Using Administrative Data to analyse the Impact of Policy Initiatives

The course provides an introduction to non-experimental evaluation methods that can be used with administrative data for identifying the impact of policy initiatives. The course focuses on three methodological approaches used in program evaluation: Difference in Differences, Regression Discontinuity Design and Matching Methods.

Tutors: Prof Lorraine Dearden, Dr Rebecca Allen (UCL). This course ran in 2014 and 2015. 

Introduction to Data Visualization

This course provides participants with an introduction to data visualisation. It focuses on making interactive charts and maps using freely available software but also introduces some advanced options to create visuals through coding. The course also uses R to make some charts and maps that go beyond the standard line or scatter plots which academics usually make use of. Different sources of (open) data are used during the course, focussing on health, geographic and weather data. The course is aimed at academics from any discipline wanting to use these techniques either for public engagement or academic publication.

Tutors: Dr Linda Wijlaars (UCL). This course ran in 2016. 

Introduction to QGIS: Understanding and Presenting Spatial Data

This course will introduce spatial data and show you how to import and display spatial data with the free open source GIS program QGIS. We will also show you how to create choropleth maps and explain appropriate methods of visualising spatial data. We will also cover some basic spatial data analysis (e.g. calculating rates). No previous experience of GIS or QGIS is required, but some experience of using spatial data will be beneficial.

Tutors: Dr Nick Bearman (Clear Mapping Co, University of Liverpool). This course ran for the first time in July 2017 and in 2018 (twice). 

Introduction to Spatial Data and Using R (as a GIS)

This course covers an introduction to R, how to load and manage spatial data and how to create maps using R and RStudio. It presents appropriate ways of using classifications for choropleth maps, using loops in R to create multiple maps and some basic spatial analysis. RStudio is used to work with the R environment. By the end of the course attendees should be able to load data into R, represent it effectively and be able to prepare an output quality map.

Tutors: Dr Chris Gale (University of Southampton) - 2016. Dr Nick Bearman (Clear Mapping Co, University of Liverpool) - 2017. This course ran in 2016, in 2017 (twice) and in 2018. 
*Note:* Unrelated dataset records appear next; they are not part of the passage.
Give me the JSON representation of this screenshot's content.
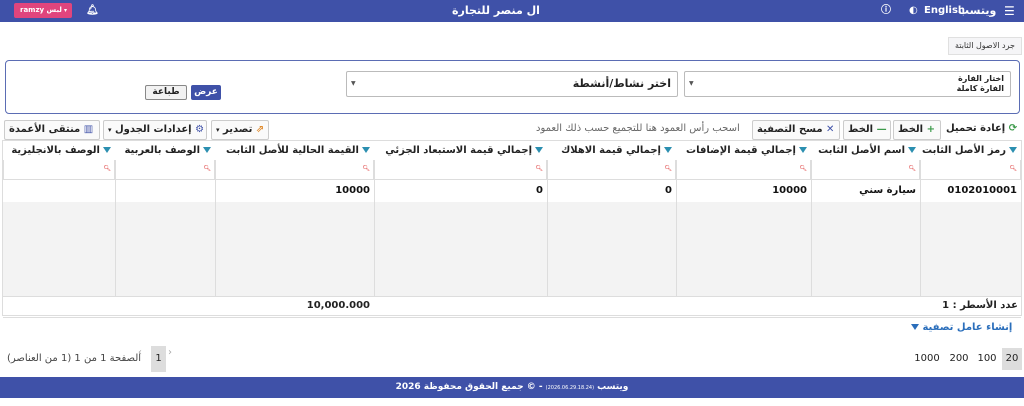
{
  "topbar": {
    "menu_icon": "hamburger-icon",
    "app_name": "ويتسب",
    "language": "English",
    "palette_icon": "palette-icon",
    "help_icon": "help-icon",
    "company": "ال منصر للتجارة",
    "bell_icon": "bell-icon",
    "user": "ramzy لبس",
    "user_caret": "▾"
  },
  "tabs": [
    "جرد الاصول الثابتة"
  ],
  "filters": {
    "branch_label": "اختار الفارة",
    "branch_value": "الفارة كاملة",
    "activity_value": "اختر نشاط/أنشطة",
    "view_label": "عرض",
    "print_label": "طباعة"
  },
  "toolbar": {
    "reload": "إعادة تحميل",
    "add_line": "الخط",
    "remove_line": "الخط",
    "clear_filter": "مسح التصفية",
    "group_hint": "اسحب رأس العمود هنا للتجميع حسب ذلك العمود",
    "export": "تصدير",
    "table_settings": "إعدادات الجدول",
    "column_picker": "منتقى الأعمدة"
  },
  "table": {
    "columns": [
      "رمز الأصل الثابت",
      "اسم الأصل الثابت",
      "إجمالي قيمة الإضافات",
      "إجمالي قيمة الاهلاك",
      "إجمالي قيمة الاستبعاد الجزئي",
      "القيمة الحالية للأصل الثابت",
      "الوصف بالعربية",
      "الوصف بالانجليزية"
    ],
    "rows": [
      [
        "0102010001",
        "سيارة سني",
        "10000",
        "0",
        "0",
        "10000",
        "",
        ""
      ]
    ],
    "row_count_label": "عدد الأسطر : 1",
    "total_current_value": "10,000.000"
  },
  "create_filter": "إنشاء عامل تصفية",
  "pager": {
    "page_sizes": [
      "20",
      "100",
      "200",
      "1000"
    ],
    "active_size": "20",
    "current_page": "1",
    "summary": "الصفحة 1 من 1 (1 من العناصر)"
  },
  "footer": {
    "app_name": "ويتسب",
    "version": "(2026.06.29.18.24)",
    "copyright": "- © جميع الحقوق محفوظة 2026"
  },
  "colors": {
    "primary": "#3f51a8",
    "accent_pink": "#e1457d",
    "filter_icon": "#2b8fb0"
  }
}
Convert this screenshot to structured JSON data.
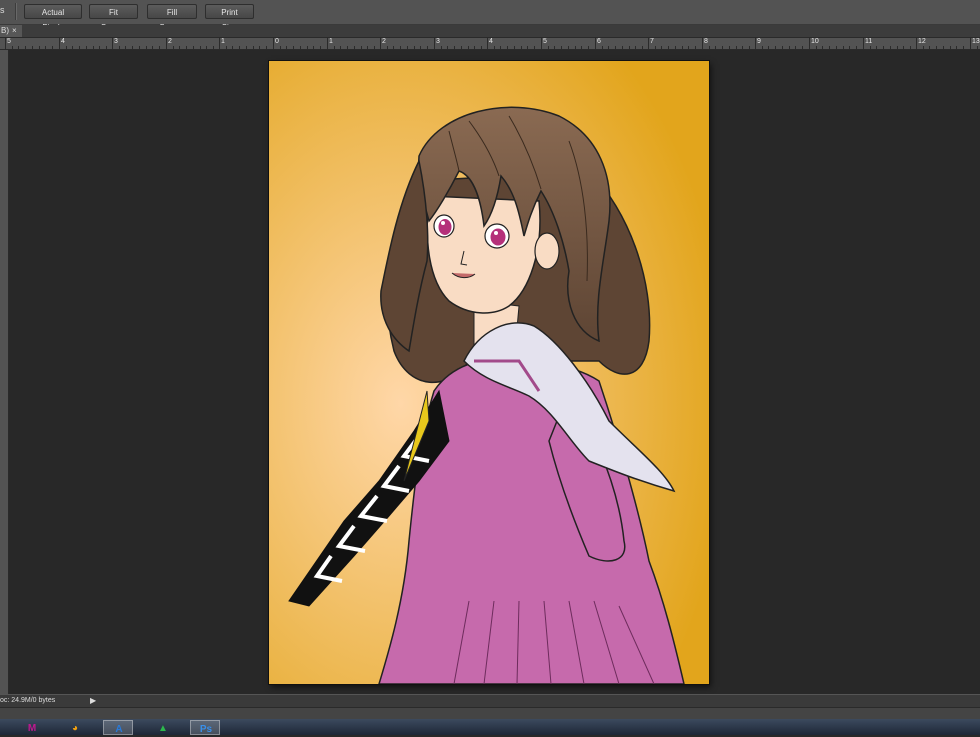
{
  "options_bar": {
    "edge_label": "s",
    "buttons": [
      "Actual Pixels",
      "Fit Screen",
      "Fill Screen",
      "Print Size"
    ]
  },
  "document_tab": {
    "name": "B)",
    "close_glyph": "×"
  },
  "ruler": {
    "labels": [
      "5",
      "4",
      "3",
      "2",
      "1",
      "0",
      "1",
      "2",
      "3",
      "4",
      "5",
      "6",
      "7",
      "8",
      "9",
      "10",
      "11",
      "12",
      "13"
    ]
  },
  "status_bar": {
    "doc_size": "oc: 24.9M/0 bytes",
    "menu_arrow": "▶"
  },
  "taskbar": {
    "apps": [
      {
        "name": "m-app-icon",
        "glyph": "M",
        "color": "#c01890"
      },
      {
        "name": "chrome-icon",
        "glyph": "◕",
        "color": "#f0a010"
      },
      {
        "name": "a-app-icon",
        "glyph": "A",
        "color": "#2a7ad8"
      },
      {
        "name": "green-app-icon",
        "glyph": "▲",
        "color": "#2cb84c"
      },
      {
        "name": "photoshop-icon",
        "glyph": "Ps",
        "color": "#3a8fe8"
      }
    ]
  },
  "artwork": {
    "subject": "anime-girl-illustration",
    "colors": {
      "background_outer": "#e2a51c",
      "background_glow": "#ffd7a8",
      "hair": "#5e4534",
      "uniform": "#c66aac",
      "collar": "#e4e2ee",
      "skin": "#f9dcc4",
      "eyes": "#b5307a"
    }
  },
  "colors": {
    "workspace": "#282828",
    "panel": "#535353"
  }
}
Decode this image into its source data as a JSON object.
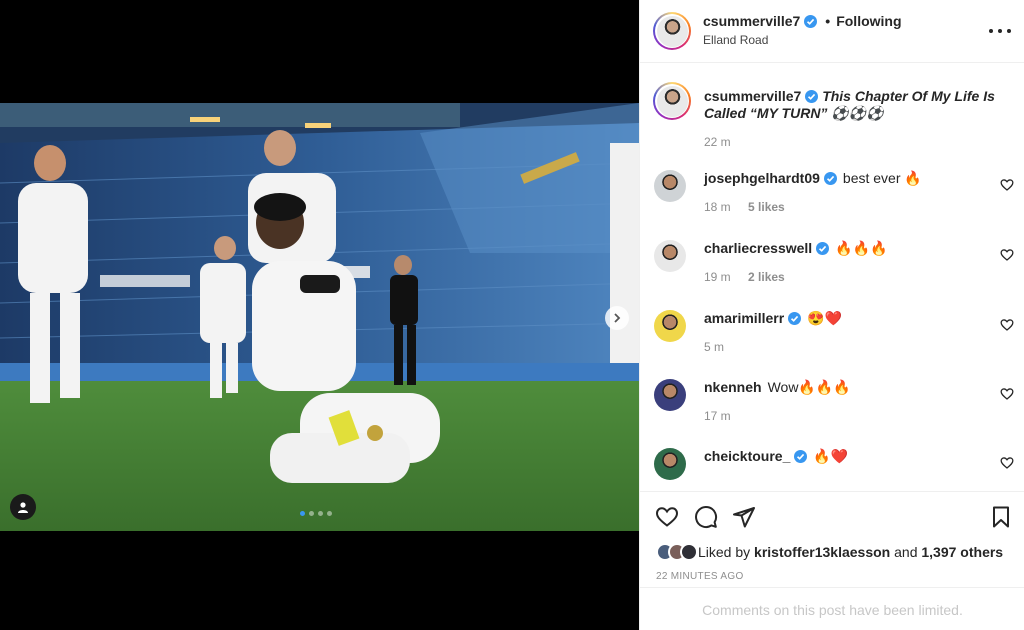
{
  "colors": {
    "verified": "#3897f0",
    "fire": "#ff6a00",
    "heart_red": "#e8263b"
  },
  "post": {
    "media_icons": {
      "next": "chevron-right-icon",
      "tag": "user-tag-icon"
    },
    "carousel": {
      "count": 4,
      "active_index": 0
    }
  },
  "header": {
    "username": "csummerville7",
    "separator": "•",
    "follow_label": "Following",
    "location": "Elland Road"
  },
  "caption": {
    "username": "csummerville7",
    "text": "This Chapter Of My Life Is Called “MY TURN” ⚽️⚽️⚽️",
    "time": "22 m"
  },
  "comments": [
    {
      "username": "josephgelhardt09",
      "verified": true,
      "text": "best ever 🔥",
      "time": "18 m",
      "likes": "5 likes"
    },
    {
      "username": "charliecresswell",
      "verified": true,
      "text": "🔥🔥🔥",
      "time": "19 m",
      "likes": "2 likes"
    },
    {
      "username": "amarimillerr",
      "verified": true,
      "text": "😍❤️",
      "time": "5 m",
      "likes": ""
    },
    {
      "username": "nkenneh",
      "verified": false,
      "text": "Wow🔥🔥🔥",
      "time": "17 m",
      "likes": ""
    },
    {
      "username": "cheicktoure_",
      "verified": true,
      "text": "🔥❤️",
      "time": "",
      "likes": ""
    }
  ],
  "actions": {
    "icons": [
      "heart-icon",
      "comment-icon",
      "share-icon",
      "bookmark-icon"
    ],
    "liked_by_prefix": "Liked by",
    "liked_by_user": "kristoffer13klaesson",
    "liked_by_and": "and",
    "liked_by_others": "1,397 others",
    "post_time": "22 MINUTES AGO",
    "limited_notice": "Comments on this post have been limited."
  }
}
Image: Dr Nick Bearman, taken during the February 2017 class (photo courtesy of the Consumer Data Research Centre)

Confident Spatial Analysis

This course covers how to prepare and analyse spatial data in RStudio & GeoDa. RStudio is used to perform spatial overlay techniques (such as union, intersection and buffers) to combine different spatial data layers to support a spatial analysis decision. RStudio and GeoDa are also used to explore a range of different spatial analyses including regression, Moran’s I and clustering. By the end of the course applicants should understand how RStudio manages spatial data and be able to use RStudio for a range of spatial analysis.
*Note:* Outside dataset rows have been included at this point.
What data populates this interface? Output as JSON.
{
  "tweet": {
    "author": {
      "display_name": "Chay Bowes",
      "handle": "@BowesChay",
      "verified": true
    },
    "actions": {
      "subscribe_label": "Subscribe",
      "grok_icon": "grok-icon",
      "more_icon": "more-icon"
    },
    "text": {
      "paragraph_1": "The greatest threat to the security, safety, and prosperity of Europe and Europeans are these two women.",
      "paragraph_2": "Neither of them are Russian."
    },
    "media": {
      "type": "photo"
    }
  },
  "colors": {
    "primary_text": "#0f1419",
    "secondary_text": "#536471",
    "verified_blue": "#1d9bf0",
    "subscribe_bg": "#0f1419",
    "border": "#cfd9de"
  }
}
Tutors: Dr Nick Bearman (Clear Mapping Co, University of Liverpool). This course ran in 2017 (twice) and in 2018 (twice). 

SQL Database Management Software

Database systems are increasingly being used for working with medical data as they enable the rapid querying of complex data in health and social care. This course introduces the theory behind the relational data model and enables participants to gain an understanding on how data can be modelled and stored in a relational database system, together with the different data types used. Through a series of practical-driven sessions using real-life data, attendees learn how to load existing data in a contemporary relational database management system and how to craft simple and complex queries for analysing the data.

Tutors: Dr Spiros Denaxas (UCL). This course ran for the first time in June 2017 and in 2018. 

Using Administrative Data in the Third Sector

This course considers how administrative data can be of use by researchers with an interest in the third sector, charities and social enterprises. It introduces key issues of administrative data, the concept of safe use and the different ways to access data. It explores a number of examples of how third sector researchers and third sector organisations have used administrative data, including impact evaluation. The course ends by looking to the future, identifying ways to improve access to administrative data and how to design research studies using administrative data. The course is aimed at those conducting or commissioning research related to the third sector and those with some research experience of using administrative data considering applications in the third sector. 

Tutors: Prof Fergus Lyon (Middlesex University), Tracey Gyateng, Dr Prabhat Vaze. This course ran in 2015. 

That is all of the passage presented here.